Charles Schwab has released more details about its new fractional investing feature, which is reportedly debuting June 9.

Called Schwab Stock Slices, investors will be able to trade fractional shares of any S&P 500 company starting at $5 each. 

Traditionally, to buy an individual stock you needed to at least cover the price of one share, which can range from a few dollars to a few thousand, depending on the company. That left many unable to invest in pricey companies like Amazon, which is currently over $2,300 per share.

But using the new online tool, investors can buy up to 10 different stock "slices" in a single order. Each stock will cost the same amount of money regardless of its share price. Each slice counts as a separate investment and can be sold individually.
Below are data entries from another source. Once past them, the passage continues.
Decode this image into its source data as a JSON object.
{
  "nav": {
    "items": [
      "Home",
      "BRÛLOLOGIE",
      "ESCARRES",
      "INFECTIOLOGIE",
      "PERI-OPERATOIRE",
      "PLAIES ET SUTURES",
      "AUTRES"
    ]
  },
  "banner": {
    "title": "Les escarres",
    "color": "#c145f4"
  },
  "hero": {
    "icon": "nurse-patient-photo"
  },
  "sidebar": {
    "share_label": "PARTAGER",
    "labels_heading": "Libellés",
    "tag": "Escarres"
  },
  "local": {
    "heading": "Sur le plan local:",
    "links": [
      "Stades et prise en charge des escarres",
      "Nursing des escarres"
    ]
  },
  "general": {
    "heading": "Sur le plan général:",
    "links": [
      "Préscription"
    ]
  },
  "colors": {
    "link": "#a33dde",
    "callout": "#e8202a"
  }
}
That means if you had $30 to invest and wanted to buy Amazon, Facebook and Google, you could buy $10 worth of shares for each company, regardless of their share price, commission-free. That brings down the cost of entry significantly for those interested in trading individual stocks.

These "slices," as Schwab is calling them, are available in the company's brokerage accounts, custodial accounts for kids and individual retirement accounts, and can be traded in real time throughout the day.

Other brokerages, including Fidelity, Robinhood and SoFi, also offer fractional investing.

When to try fractional investing

If you are interested in investing in fractional shares, first make sure you are contributing a healthy sum to a retirement account and investing in low-cost funds that track an index like the S&P 500, rather than picking and choosing individual companies to invest in, financial experts say. 

If you are already contributing to a diverse array of funds in your retirement account and want to dabble in individual stocks, then offers like Schwab's can be an opportunity to buy into expensive companies, or test out a company without spending a ton of capital upfront. 

But your first priority should be your retirement investment accounts. Investing in index funds helps diversify your holdings, which is helpful if there is a downturn in a certain sector. Index funds are also cost-effective and research indicates time after time that passively managed funds perform better than actively managed funds.

Fractional investing shouldn't be the basis of your retirement savings, but if you want to build on what you already have, it can be a good addition.